Optimal Differentially Private Learning with Public Data

Differential Privacy (DP) ensures that training a machine learning model does not leak private data. However, the cost of DP is lower model accuracy or higher sample complexity. In practice, we may have access to auxiliary public data that is free of privacy concerns. This has motivated the recent study of what role public data might play in improving the accuracy of DP models. In this work, we assume access to a given amount of public data and settle the following fundamental open questions: 1. What is the optimal (worst-case) error of a DP model trained over a private data set while having access to side public data?
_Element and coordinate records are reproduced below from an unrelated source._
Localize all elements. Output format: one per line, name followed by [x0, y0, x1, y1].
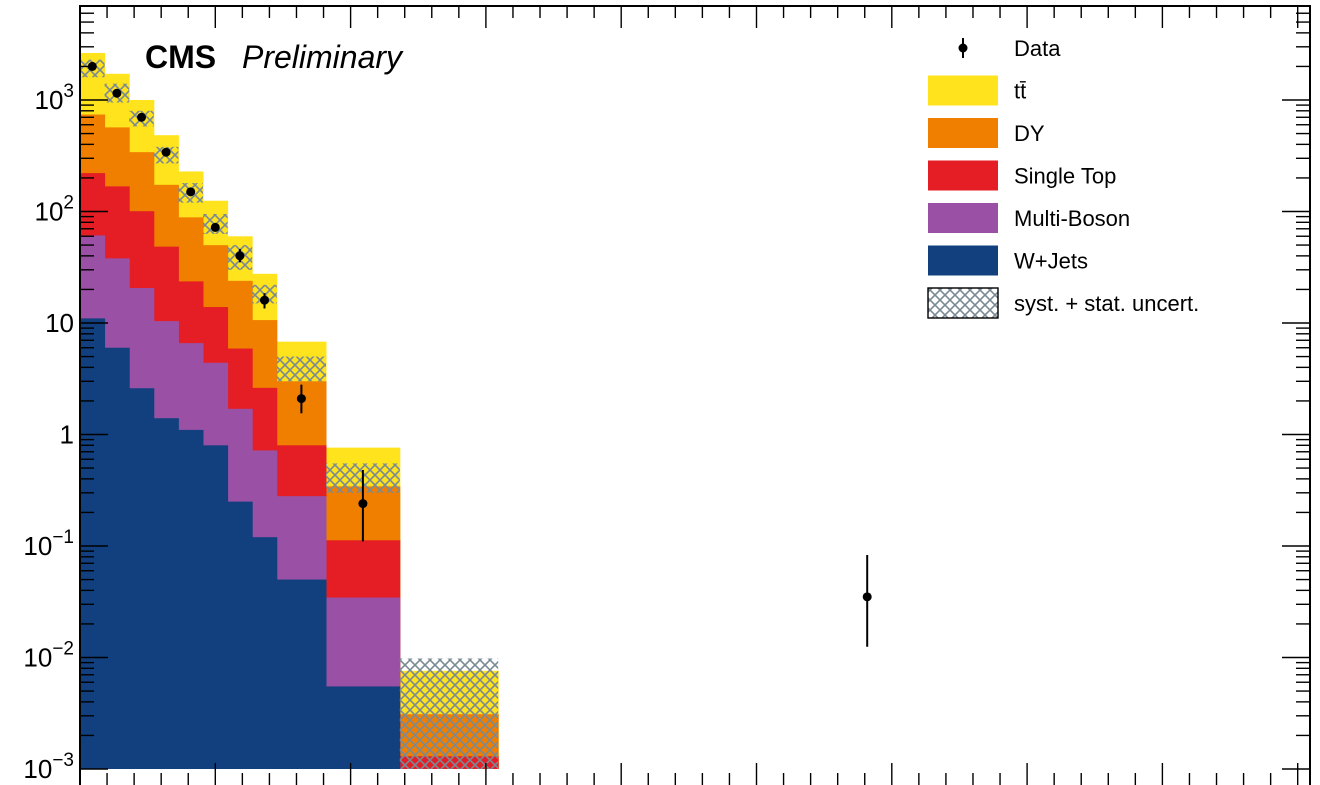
bar-w-jets-bin-4	[178, 429, 204, 769]
legend-syst-stat-uncert--label: syst. + stat. uncert.	[1014, 291, 1199, 316]
status-label: Preliminary	[242, 39, 404, 75]
bar-w-jets-bin-5	[203, 445, 229, 769]
legend-single-top-swatch	[928, 160, 998, 191]
data-point-6	[235, 251, 245, 261]
y-tick-label-4: 10−1	[23, 527, 74, 561]
bar-w-jets-bin-6	[227, 501, 253, 769]
bar-w-jets-bin-9	[326, 686, 401, 769]
bar-w-jets-bin-1	[104, 347, 130, 769]
data-points	[87, 61, 872, 647]
data-point-2	[137, 112, 146, 122]
data-point-1	[112, 88, 122, 98]
data-point-8	[296, 394, 306, 404]
stacked-bars	[80, 52, 499, 770]
bar-w-jets-bin-8	[276, 579, 327, 769]
legend-data-label: Data	[1014, 36, 1061, 61]
data-point-3	[161, 147, 171, 157]
data-point-4	[186, 187, 196, 197]
legend-syst-stat-uncert--swatch	[927, 287, 999, 319]
bar-w-jets-bin-7	[252, 537, 278, 769]
y-tick-label-2: 10	[45, 308, 74, 338]
legend-single-top-label: Single Top	[1014, 164, 1116, 189]
data-point-5	[210, 222, 220, 232]
y-tick-label-5: 10−2	[23, 639, 74, 673]
legend-dy-label: DY	[1014, 121, 1045, 146]
uncertainty-bin-8	[276, 356, 326, 382]
uncertainty-bin-10	[399, 658, 499, 769]
experiment-label: CMS	[145, 39, 216, 75]
data-point-9	[358, 499, 368, 509]
legend-multi-boson-label: Multi-Boson	[1014, 206, 1130, 231]
legend-w-jets-swatch	[928, 245, 998, 276]
y-tick-label-1: 102	[35, 193, 75, 227]
legend-dy-swatch	[928, 118, 998, 148]
data-point-10	[862, 592, 872, 602]
legend-data-marker	[958, 43, 968, 53]
plot-frame	[79, 5, 1311, 785]
legend-tt--label: tt̄	[1014, 79, 1026, 104]
bar-w-jets-bin-2	[129, 388, 155, 769]
bar-w-jets-bin-0	[80, 318, 106, 769]
legend-w-jets-label: W+Jets	[1014, 249, 1088, 274]
data-point-7	[260, 295, 269, 305]
legend-multi-boson-swatch	[928, 203, 998, 233]
y-tick-label-6: 10−3	[23, 750, 74, 784]
bar-w-jets-bin-3	[153, 418, 179, 769]
legend: Data tt̄ DY Single Top Multi-Boson W+Jets syst…	[927, 36, 1199, 319]
legend-tt--swatch	[928, 75, 998, 106]
y-tick-label-3: 1	[60, 420, 74, 450]
y-tick-label-0: 103	[35, 81, 75, 115]
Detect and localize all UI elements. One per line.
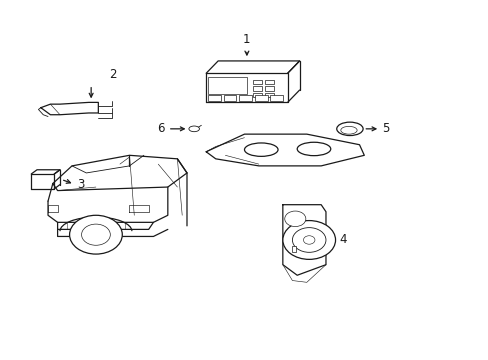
FancyBboxPatch shape xyxy=(264,93,273,97)
Text: 6: 6 xyxy=(157,122,164,135)
FancyBboxPatch shape xyxy=(264,86,273,91)
FancyBboxPatch shape xyxy=(270,95,283,101)
Text: 4: 4 xyxy=(338,234,346,247)
Circle shape xyxy=(303,236,314,244)
FancyBboxPatch shape xyxy=(254,95,267,101)
Ellipse shape xyxy=(297,142,330,156)
Ellipse shape xyxy=(188,126,199,132)
Text: 5: 5 xyxy=(382,122,389,135)
FancyBboxPatch shape xyxy=(208,95,221,101)
Text: 1: 1 xyxy=(243,33,250,46)
FancyBboxPatch shape xyxy=(223,95,236,101)
FancyBboxPatch shape xyxy=(264,80,273,84)
FancyBboxPatch shape xyxy=(239,95,251,101)
Ellipse shape xyxy=(340,126,356,134)
FancyBboxPatch shape xyxy=(208,77,246,94)
FancyBboxPatch shape xyxy=(253,93,262,97)
Circle shape xyxy=(69,215,122,254)
Circle shape xyxy=(81,224,110,245)
Circle shape xyxy=(292,228,325,252)
FancyBboxPatch shape xyxy=(253,80,262,84)
Circle shape xyxy=(284,211,305,226)
FancyBboxPatch shape xyxy=(292,246,296,252)
Text: 3: 3 xyxy=(77,178,84,191)
Text: 2: 2 xyxy=(109,68,116,81)
Circle shape xyxy=(282,221,335,259)
Ellipse shape xyxy=(244,143,278,156)
Ellipse shape xyxy=(336,122,363,136)
FancyBboxPatch shape xyxy=(253,86,262,91)
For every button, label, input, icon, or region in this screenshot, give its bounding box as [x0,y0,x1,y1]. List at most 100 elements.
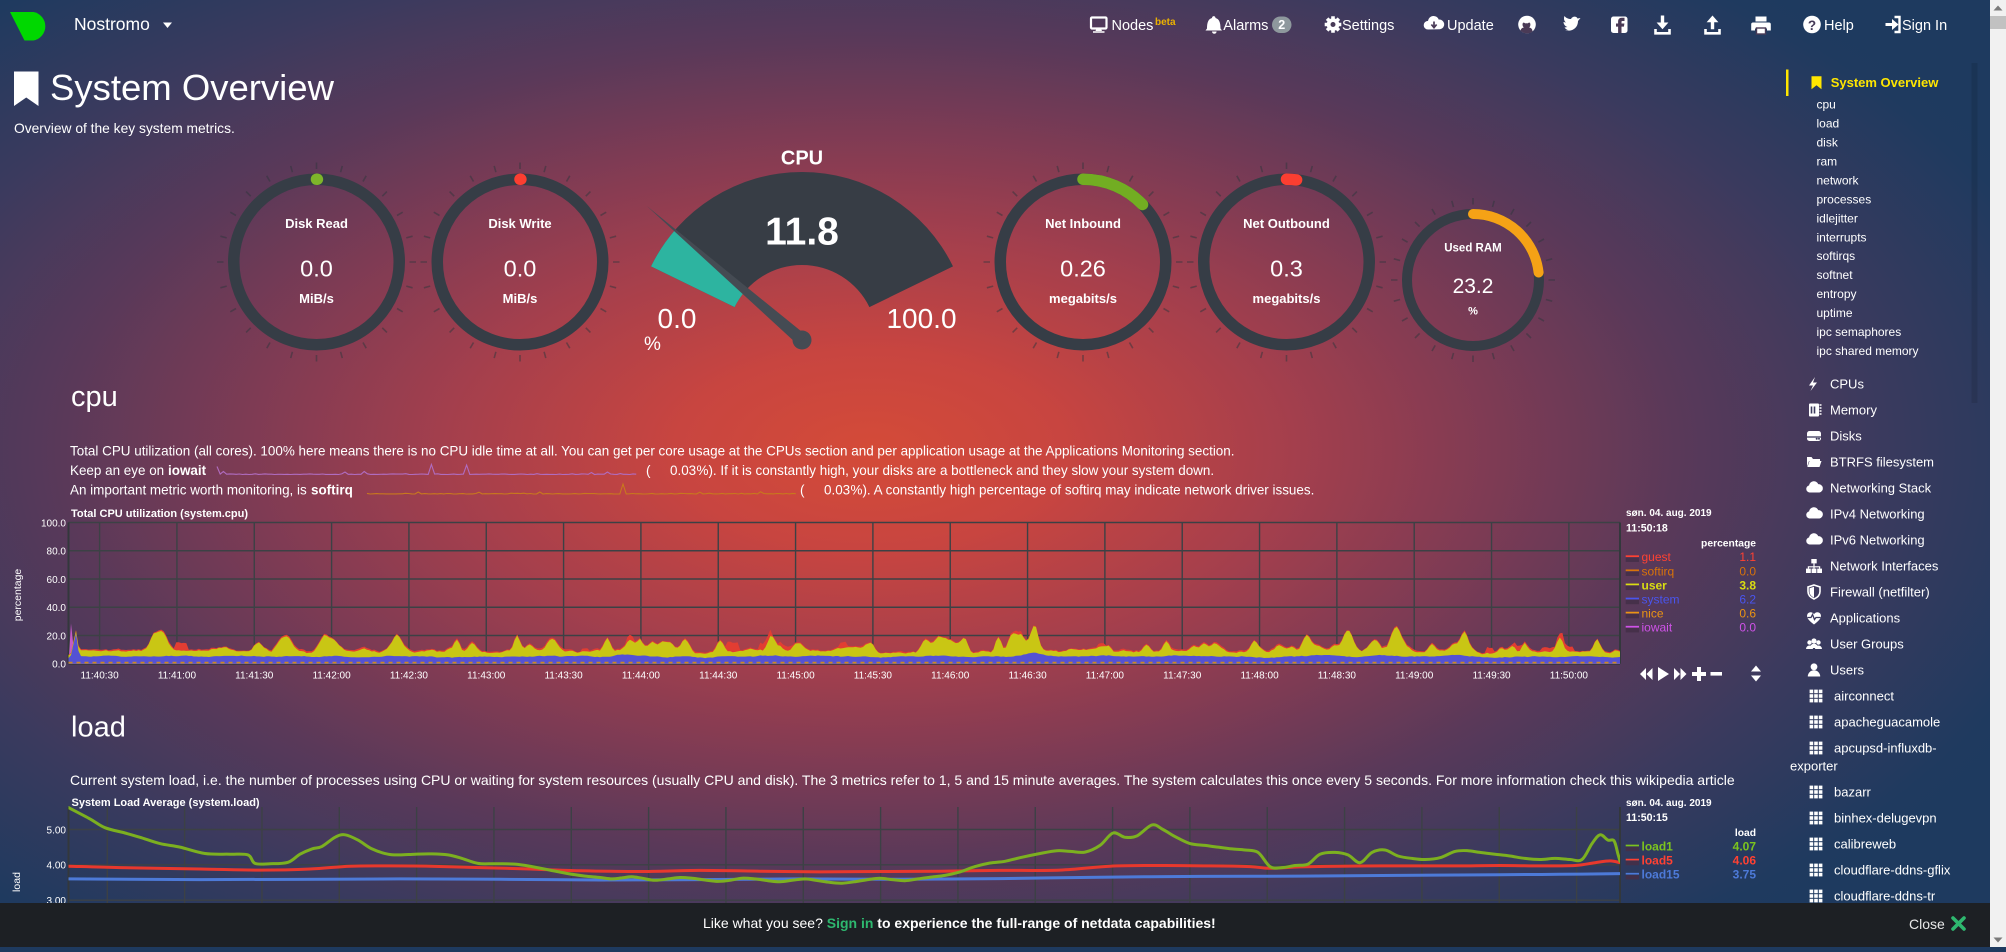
svg-text:%: % [644,334,661,355]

What algorithms are optimal? 2. How can we harness public data to improve DP model training in practice? We consider these questions in both the local and central models of DP. To answer the first question, we prove tight (up to constant factors) lower and upper bounds that characterize the optimal error rates of three fundamental problems: mean estimation, empirical risk minimization, and stochastic convex optimization. We prove that public data reduces the sample complexity of DP model training. Perhaps surprisingly, we show that the optimal error rates can be attained (up to constants) by either discarding private data and training a public model, or treating public data like it's private data and using an optimal DP algorithm. To address the second question, we develop novel algorithms which are "even more optimal" (i.e. better constants) than the asymptotically optimal approaches described above. For local DP mean estimation with public data, our algorithm is optimal including constants. Empirically, our algorithms show benefits over existing approaches for DP model training with side access to public data.

翻译：差分隐私（DP）确保机器学习模型训练不会泄露私有数据。然而，DP的代价是模型精度降低或样本复杂度增加。实践中，我们可能拥有不受隐私问题约束的辅助公开数据。这促使了近期关于公开数据在提升DP模型精度中作用的研究。本文中，我们假设可访问给定量的公开数据，并解决了以下基础性开放问题：1. 在访问辅助公开数据的情况下，基于私有数据集训练的DP模型的理论最优（最坏情况）误差是多少？何种算法达到最优？2. 实践中如何利用公开数据提升DP模型训练？我们在DP的本地模型和中央模型中都考虑了这些问题。针对第一个问题，我们证明了三个基础问题（均值估计、经验风险最小化和随机凸优化）的最优误差率的紧致（至多常数因子）上下界。我们证明公开数据降低了DP模型训练的样本复杂度。令人惊讶的是，我们发现最优误差率可通过丢弃私有数据并训练公开模型，或将其视为私有数据并使用最优DP算法达到（至多常数因子）。针对第二个问题，我们开发了新颖算法，其性能"甚至更优"（即常数更佳），优于上述渐近最优方法。在带公开数据的本地DP均值估计中，我们的算法在常数意义上也是最优的。实验表明，我们的算法在利用辅助公开数据进行DP模型训练方面优于现有方法。